The main limit of PDD is low specificity (43-82%) due to false positive rate. In 8 trials false positive rate was 7-47% for PDD versus 9-62% for WLC [13,14, 17-22]. In all these trials except one [21], false-positive rate was higher for PDD than WLC . False positive results are related to flogosis due to a recent TURB, previous BCG bladder instillation and urinary tract infection [23-24]. In our experience, false positive rate was 11.6%. After PDD evaluation, prognosis and treament planning changed in 18 out of 95 patients (19%).
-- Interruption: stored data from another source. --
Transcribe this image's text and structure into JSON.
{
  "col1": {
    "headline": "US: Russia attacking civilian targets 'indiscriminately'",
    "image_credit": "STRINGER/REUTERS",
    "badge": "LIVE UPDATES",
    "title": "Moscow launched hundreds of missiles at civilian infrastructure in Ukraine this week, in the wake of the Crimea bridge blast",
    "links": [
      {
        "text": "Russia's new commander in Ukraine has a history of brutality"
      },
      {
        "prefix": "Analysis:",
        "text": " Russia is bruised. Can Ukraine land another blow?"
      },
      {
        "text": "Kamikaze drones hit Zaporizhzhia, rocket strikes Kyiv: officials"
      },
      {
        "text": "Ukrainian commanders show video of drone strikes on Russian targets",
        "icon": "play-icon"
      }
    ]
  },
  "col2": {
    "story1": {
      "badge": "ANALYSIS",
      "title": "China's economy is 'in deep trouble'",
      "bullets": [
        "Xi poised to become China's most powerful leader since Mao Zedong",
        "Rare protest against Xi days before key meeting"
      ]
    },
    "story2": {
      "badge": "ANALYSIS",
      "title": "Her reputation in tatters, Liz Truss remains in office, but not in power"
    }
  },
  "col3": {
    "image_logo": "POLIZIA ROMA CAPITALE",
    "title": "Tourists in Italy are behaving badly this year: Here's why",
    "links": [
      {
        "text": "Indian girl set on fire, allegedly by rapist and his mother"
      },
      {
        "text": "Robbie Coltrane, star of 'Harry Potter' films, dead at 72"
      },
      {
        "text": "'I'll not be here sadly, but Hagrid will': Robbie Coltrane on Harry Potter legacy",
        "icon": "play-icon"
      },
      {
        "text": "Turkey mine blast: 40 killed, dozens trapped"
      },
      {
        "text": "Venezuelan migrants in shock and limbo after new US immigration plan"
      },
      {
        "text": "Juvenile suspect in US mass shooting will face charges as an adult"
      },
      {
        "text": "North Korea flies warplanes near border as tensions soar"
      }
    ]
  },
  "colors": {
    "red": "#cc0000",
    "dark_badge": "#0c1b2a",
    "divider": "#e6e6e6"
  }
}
However, a longer follow up and larger series of patients are essential to demonstrate whether PDD can offer an advantage in the management of these patients in terms of recurrence and progression

Conclusion

Transurethral resection (TURB) is the cornerstone approach in the diagnosis, initial staging and therapy of transitional cell carcinoma.. However WLC Turb outcomes are far from optimal considering that residual tumor rate ranges from 28 to 76%. Hexaminolevulinate fluorescence cystoscopy can be used in conjunction with white light cystoscopy to improve detection of bladder cancer. Several studies have demonstrated that Haexaminolevulinate exogenous fluorescence (PDD) offered improved tumour detection, reduced residual tumour rates, and prolonged recurrence-free survival. In our preliminary experience, PDD cystoscopy allowed to identify at least one more tumor than WLC in approximately a third of the patients. After histological evaluation, prognosis changed in 19% of patients. Whether this would translate to better outcomes in terms of recurrence and progression free survival has yet to be determined.